Dont know if this will help or not but I have been trying the left arm leading as a righty putter and that seems to help steady quite a bit. I also noticed the huge putter grips like KJ uses take the wrist right out of the equation. Dont know if you have tried either... if not, you might want to try/look into.


----------



## BunkerBound (Jul 8, 2011)

I tend to find gripping the putter further down with my right hand helps steady it.

Maybe try a Belly/Chest putter, As hidious as they are it may help.


----------



## Louiss (Jul 21, 2011)

Who many players can participate at the time in a match? What is the criteria of the winners points. I am not sure about this case.


----------



## Sam Snead (Aug 18, 2011)

When you are in position always try to keep your head still throughout your swing whilst having your eyes above the ball position. A good drill for keeping your head down is to count to three after having struck the ball. This will ensure you are keeping your head down and not popping it up after striking the ball.

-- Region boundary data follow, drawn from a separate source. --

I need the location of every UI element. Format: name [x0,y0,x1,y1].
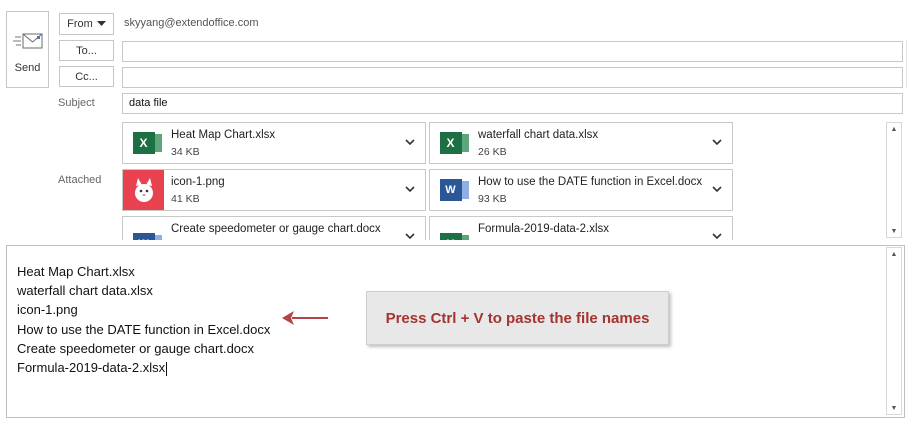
attachment-name: Create speedometer or gauge chart.docx [171,223,381,235]
chevron-down-icon[interactable] [404,183,416,195]
attachment-name: Heat Map Chart.xlsx [171,129,276,141]
from-label: From [67,18,93,30]
from-address: skyyang@extendoffice.com [124,17,259,29]
cc-label: Cc... [75,70,98,83]
cc-button[interactable]: Cc... [59,66,114,87]
scroll-down-icon[interactable]: ▼ [887,402,901,414]
scroll-up-icon[interactable]: ▲ [887,123,901,135]
chevron-down-icon[interactable] [711,230,723,240]
cc-field[interactable] [122,67,903,88]
attachment-item[interactable]: X waterfall chart data.xlsx 26 KB [429,122,733,164]
attachment-size: 34 KB [171,146,200,158]
attachment-name: waterfall chart data.xlsx [478,129,599,141]
attachment-size: 26 KB [478,146,507,158]
attachment-name: Formula-2019-data-2.xlsx [478,223,610,235]
attachment-item[interactable]: X Heat Map Chart.xlsx 34 KB [122,122,426,164]
attachment-size: 41 KB [171,193,200,205]
send-button[interactable]: Send [6,11,49,88]
chevron-down-icon[interactable] [404,136,416,148]
body-text: Heat Map Chart.xlsx waterfall chart data… [17,262,270,377]
to-field[interactable] [122,41,903,62]
word-icon: W [430,170,471,210]
chevron-down-icon[interactable] [711,136,723,148]
chevron-down-icon[interactable] [711,183,723,195]
attachment-name: icon-1.png [171,176,225,188]
body-line: waterfall chart data.xlsx [17,283,153,299]
excel-icon: X [430,123,471,163]
to-button[interactable]: To... [59,40,114,61]
scroll-up-icon[interactable]: ▲ [887,248,901,260]
subject-field[interactable]: data file [122,93,903,114]
body-line: How to use the DATE function in Excel.do… [17,321,271,337]
attachment-item[interactable]: icon-1.png 41 KB [122,169,426,211]
subject-label: Subject [58,97,95,109]
body-line: Create speedometer or gauge chart.docx [17,340,255,356]
attachments-scrollbar[interactable]: ▲ ▼ [886,122,902,238]
attachment-item[interactable]: X Formula-2019-data-2.xlsx [429,216,733,240]
attachments-list: X Heat Map Chart.xlsx 34 KB X waterfall … [122,122,882,240]
attached-label: Attached [58,174,102,186]
chevron-down-icon[interactable] [404,230,416,240]
attachment-name: How to use the DATE function in Excel.do… [478,176,703,188]
instruction-callout: Press Ctrl + V to paste the file names [366,291,669,345]
body-line-last: Formula-2019-data-2.xlsx [17,360,168,376]
attachment-size: 93 KB [478,193,507,205]
scroll-down-icon[interactable]: ▼ [887,225,901,237]
from-button[interactable]: From [59,13,114,35]
window-scrollbar[interactable] [906,40,912,88]
word-icon: W [123,217,164,240]
excel-icon: X [430,217,471,240]
body-line: icon-1.png [17,302,78,318]
body-line: Heat Map Chart.xlsx [17,264,135,279]
arrow-left-icon [282,311,328,325]
text-cursor [166,361,168,376]
attachment-item[interactable]: W How to use the DATE function in Excel.… [429,169,733,211]
to-label: To... [76,44,97,57]
image-icon [123,170,164,210]
body-scrollbar[interactable]: ▲ ▼ [886,247,902,415]
excel-icon: X [123,123,164,163]
send-envelope-icon [13,33,43,49]
send-label: Send [14,62,41,74]
attachment-item[interactable]: W Create speedometer or gauge chart.docx [122,216,426,240]
chevron-down-icon [96,21,106,26]
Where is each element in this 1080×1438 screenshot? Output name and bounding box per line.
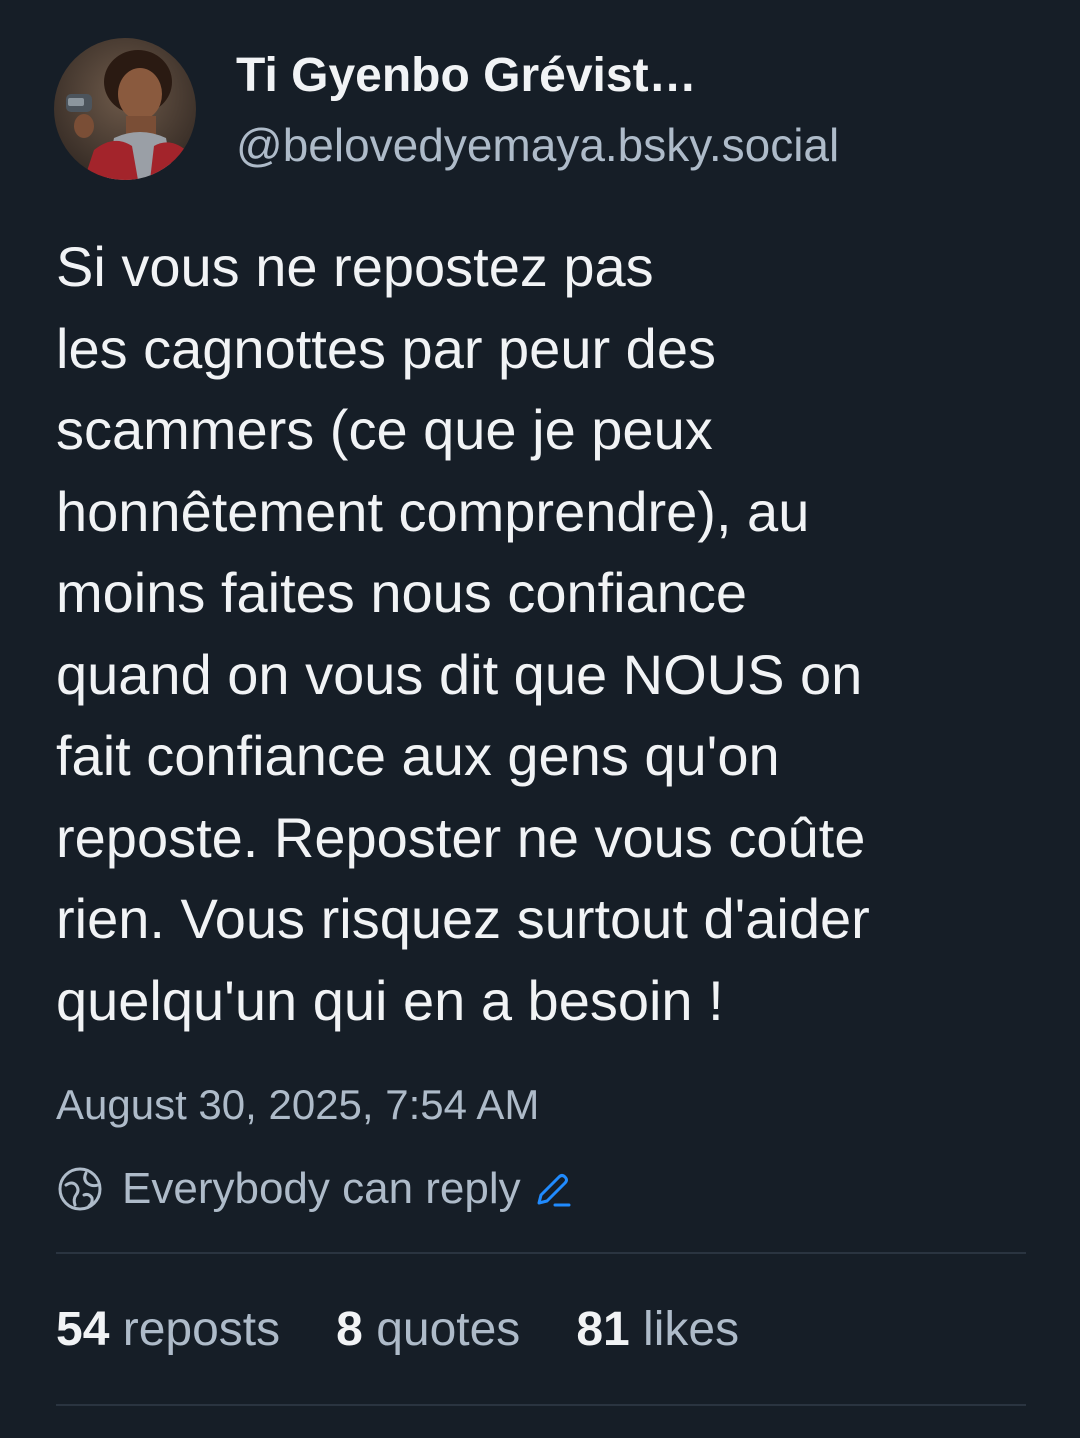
likes-stat[interactable]: 81 likes bbox=[576, 1300, 739, 1360]
post-timestamp: August 30, 2025, 7:54 AM bbox=[56, 1081, 540, 1128]
post-text: Si vous ne repostez pas les cagnottes pa… bbox=[56, 235, 870, 1032]
reply-settings-label: Everybody can reply bbox=[122, 1164, 521, 1213]
quotes-count: 8 bbox=[336, 1303, 363, 1356]
avatar[interactable] bbox=[54, 38, 196, 180]
likes-count: 81 bbox=[576, 1303, 630, 1356]
avatar-image bbox=[54, 38, 196, 180]
reply-settings-button[interactable]: Everybody can reply bbox=[56, 1162, 573, 1216]
post-thread-item: Ti Gyenbo Grévist… @belovedyemaya.bsky.s… bbox=[0, 0, 1080, 1438]
reposts-stat[interactable]: 54 reposts bbox=[56, 1300, 280, 1360]
reposts-count: 54 bbox=[56, 1303, 110, 1356]
post-stats: 54 reposts 8 quotes 81 likes bbox=[56, 1300, 795, 1360]
pencil-icon[interactable] bbox=[533, 1169, 573, 1209]
author-display-name[interactable]: Ti Gyenbo Grévist… bbox=[236, 48, 1036, 104]
author-info: Ti Gyenbo Grévist… @belovedyemaya.bsky.s… bbox=[236, 48, 1036, 172]
quotes-label: quotes bbox=[376, 1303, 521, 1356]
reposts-label: reposts bbox=[122, 1303, 281, 1356]
globe-icon bbox=[58, 1167, 102, 1211]
quotes-stat[interactable]: 8 quotes bbox=[336, 1300, 520, 1360]
divider bbox=[56, 1404, 1026, 1406]
author-handle[interactable]: @belovedyemaya.bsky.social bbox=[236, 118, 1036, 172]
divider bbox=[56, 1252, 1026, 1254]
likes-label: likes bbox=[643, 1303, 740, 1356]
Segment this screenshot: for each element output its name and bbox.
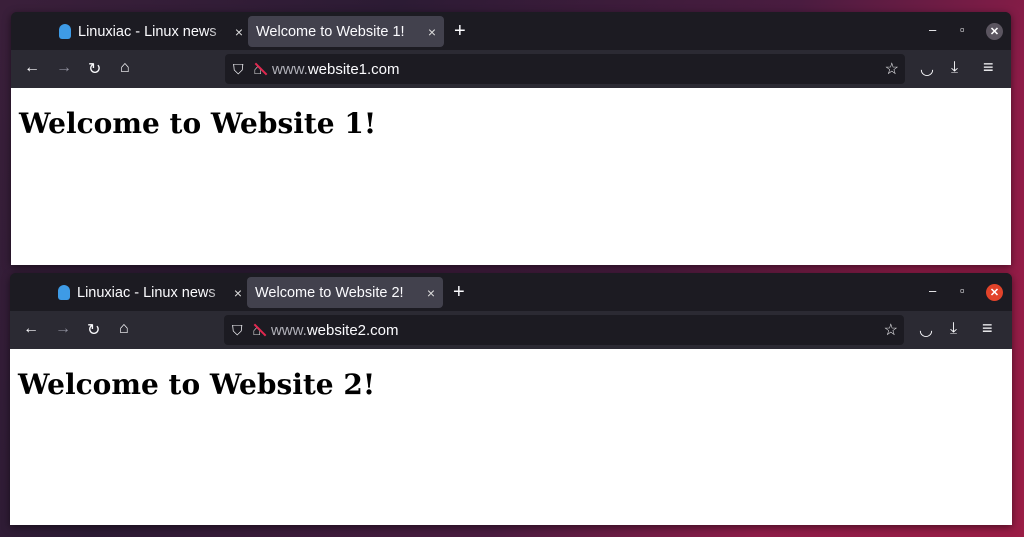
menu-icon[interactable]: ≡ (982, 318, 993, 339)
shield-icon[interactable]: ⛉ (233, 61, 244, 78)
insecure-lock-icon[interactable]: ⌂ (253, 322, 261, 338)
url-text[interactable]: www.website1.com (272, 61, 400, 78)
new-tab-button[interactable]: + (453, 281, 465, 304)
shield-icon[interactable]: ⛉ (232, 322, 243, 339)
bookmark-star-icon[interactable]: ☆ (885, 59, 899, 79)
bookmark-star-icon[interactable]: ☆ (884, 320, 898, 340)
url-domain: website2.com (306, 321, 399, 339)
url-bar[interactable]: ⛉ ⌂ www.website2.com ☆ (224, 315, 904, 345)
insecure-lock-icon[interactable]: ⌂ (254, 61, 262, 77)
download-icon[interactable]: ⤓ (950, 320, 957, 338)
tab-title: Linuxiac - Linux news (77, 284, 216, 301)
url-bar[interactable]: ⛉ ⌂ www.website1.com ☆ (225, 54, 905, 84)
tab-active[interactable]: Welcome to Website 1! × (248, 16, 444, 47)
close-window-button[interactable]: ✕ (986, 284, 1003, 301)
forward-button[interactable]: → (55, 320, 71, 338)
reload-button[interactable]: ↻ (87, 320, 100, 340)
tab-close-icon[interactable]: × (428, 24, 436, 40)
reload-button[interactable]: ↻ (88, 59, 101, 79)
tux-favicon-icon (59, 24, 71, 39)
forward-button[interactable]: → (56, 59, 72, 77)
tab-title: Welcome to Website 2! (255, 284, 404, 301)
tux-favicon-icon (58, 285, 70, 300)
back-button[interactable]: ← (23, 320, 39, 338)
maximize-button[interactable]: ▫ (960, 22, 965, 37)
tab-title: Linuxiac - Linux news (78, 23, 217, 40)
url-text[interactable]: www.website2.com (271, 322, 399, 339)
nav-toolbar: ← → ↻ ⌂ ⛉ ⌂ www.website2.com ☆ ◡ ⤓ ≡ (10, 311, 1012, 349)
menu-icon[interactable]: ≡ (983, 57, 994, 78)
tab-bar: Linuxiac - Linux news × Welcome to Websi… (11, 12, 1011, 50)
home-button[interactable]: ⌂ (120, 59, 130, 77)
pocket-icon[interactable]: ◡ (919, 320, 933, 340)
page-content: Welcome to Website 1! (11, 88, 1011, 265)
browser-window: Linuxiac - Linux news × Welcome to Websi… (11, 12, 1011, 265)
minimize-button[interactable]: – (929, 283, 936, 298)
tab-active[interactable]: Welcome to Website 2! × (247, 277, 443, 308)
close-window-button[interactable]: ✕ (986, 23, 1003, 40)
nav-toolbar: ← → ↻ ⌂ ⛉ ⌂ www.website1.com ☆ ◡ ⤓ ≡ (11, 50, 1011, 88)
page-heading: Welcome to Website 2! (18, 368, 376, 401)
minimize-button[interactable]: – (929, 22, 936, 37)
url-prefix: www. (271, 60, 308, 78)
browser-window: Linuxiac - Linux news × Welcome to Websi… (10, 273, 1012, 525)
maximize-button[interactable]: ▫ (960, 283, 965, 298)
download-icon[interactable]: ⤓ (951, 59, 958, 77)
tab-linuxiac[interactable]: Linuxiac - Linux news × (51, 16, 243, 47)
pocket-icon[interactable]: ◡ (920, 59, 934, 79)
tab-close-icon[interactable]: × (235, 24, 243, 40)
home-button[interactable]: ⌂ (119, 320, 129, 338)
tab-close-icon[interactable]: × (234, 285, 242, 301)
tab-bar: Linuxiac - Linux news × Welcome to Websi… (10, 273, 1012, 311)
url-prefix: www. (270, 321, 307, 339)
page-heading: Welcome to Website 1! (19, 107, 377, 140)
tab-linuxiac[interactable]: Linuxiac - Linux news × (50, 277, 242, 308)
back-button[interactable]: ← (24, 59, 40, 77)
url-domain: website1.com (307, 60, 400, 78)
page-content: Welcome to Website 2! (10, 349, 1012, 525)
tab-title: Welcome to Website 1! (256, 23, 405, 40)
tab-close-icon[interactable]: × (427, 285, 435, 301)
new-tab-button[interactable]: + (454, 20, 466, 43)
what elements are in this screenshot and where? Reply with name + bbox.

Think of the putting stroke as a pendulum motion try to form a triangle with the arms and have the ball near the front foot so that when you strike the ball you are applying topspin to the ball.

If all the above fails it might be a case of the yips. It does sound like your not keeping your wrists locked. If this is the case try the crosshanded grip meaning you have your left below the right. I had to revert to this grip to get my wrists locked it is awkward but if its going to help your game stick with it . I hope some of this helps


----------



## timpa (Aug 24, 2011)

*No No*

Why not try to train your wrists? I found that helps alot of people who are struggling with the 'steadyness' in putting and the other parts of the game as well... I would Try this first, and PM me if you have any more questions!

Good Luck!


----------



## OnePuttMan (Aug 30, 2011)

Bikegunner said:


> I have only been golfing about 3 years and I can drive pretty far but have some trouble putting. I can not get my arms/hands steady enough for close shots. I was thinking of taking a supplement my friend told me about called Steady Shot so I wanted to know if you guys think it will help me before I buy it.


Have you tried to change your grip ? Or to use a belly putter ?


----------